– У тебя по графику еще одна вакцина осталась, верно? – спрашивает Шахов.
– Угу, – уму непостижимо, что он это помнит. Правду говорят, что у него ум как стальной капкан. Иначе бы он просто не стал живой легендой в свои тридцать с хвостиком. Меня же больше поражает даже не то, что он помнит расписание вакцинации, а то, что помнит меня. Сколько таких глупых «Вер» с пустячными травмами проходят через него каждый день? Не может же он помнить каждую! Или…
– Ты же не филонишь? – спрашивает Шахов с подозрением, когда пауза затягивается.
– Нет, конечно, – торопливо отвечаю я, поднимая на него глаза.
– На самом деле, острой необходимости уже нет – собака, которая тебя покусала, здоровая. Но в этом деле лучше перестраховаться.
– Я знаю.
– Тимур, давай вино возьмём? – вдруг на плечо Шахова опускается холеная рука с ярко-красным маникюром. – Субботний вечер и твой выходной отметим.
Я перевожу глаза на спутницу моего врача и отчего-то так больно становится. Она, конечно, шикарная. Высокая блондинка в обтягивающем платье, которое подчеркивает ее аппетитные формы, и стильном бежевом пальто. И с хищным взглядом, который ярче неоновой рекламы говорит мне «Он мой».
– На твой вкус, Наташ, – отвечает Шахов безразлично, не делая попытки нас познакомить.
Конечно, с чего ему нас знакомить? Я для него никто. А с ней у него, может быть, отношения. Такой как он, конечно, не может быть один. И пусть мне кажется, что эта Наталья ему совершенно не подходит, кто я такая, чтобы судить?
Когда блондинка удаляется, недовольно поджав накрашенные губы, я гордо распрямляю плечи и нахожу в себе силы произнести:
– Спасибо вам за заботу, Тимур Юрьевич. Мне пора.
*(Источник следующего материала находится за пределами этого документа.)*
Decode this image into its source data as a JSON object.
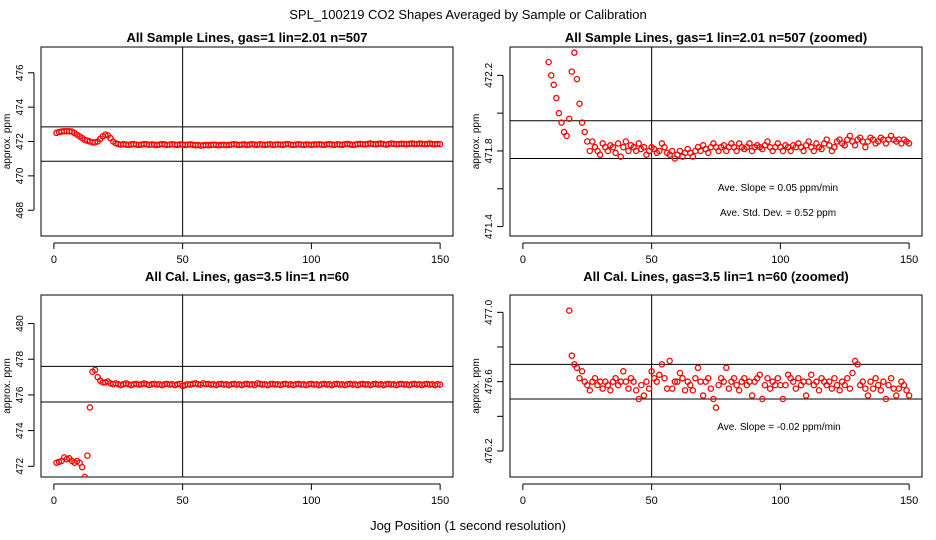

Пока я иду от него прочь, ощущаю спиной его взгляд – тяжелый и внимательный. И я даже не знаю почему мне так сильно хочется плакать.
В полной прострации я иду к кассам. Выгружаю свой нехитрый продуктовый набор, расплачиваюсь, механически складываю покупки в шопер.
Смеркается. Вдоль дороги зажигаются фонари. Снег красиво мерцает в их свете и скрипит под ногами. Я медленно бреду по тротуару к общаге, размышляя о том, как несправедлива жизнь, как вдруг слышу, что кто-то меня окликает.
Резко обернувшись и поймав в поле зрения высокую широкоплечую фигуру Шахова, прижимаю руки к груди, чувствуя, как отчаянно бьется в клетке ребер сердце.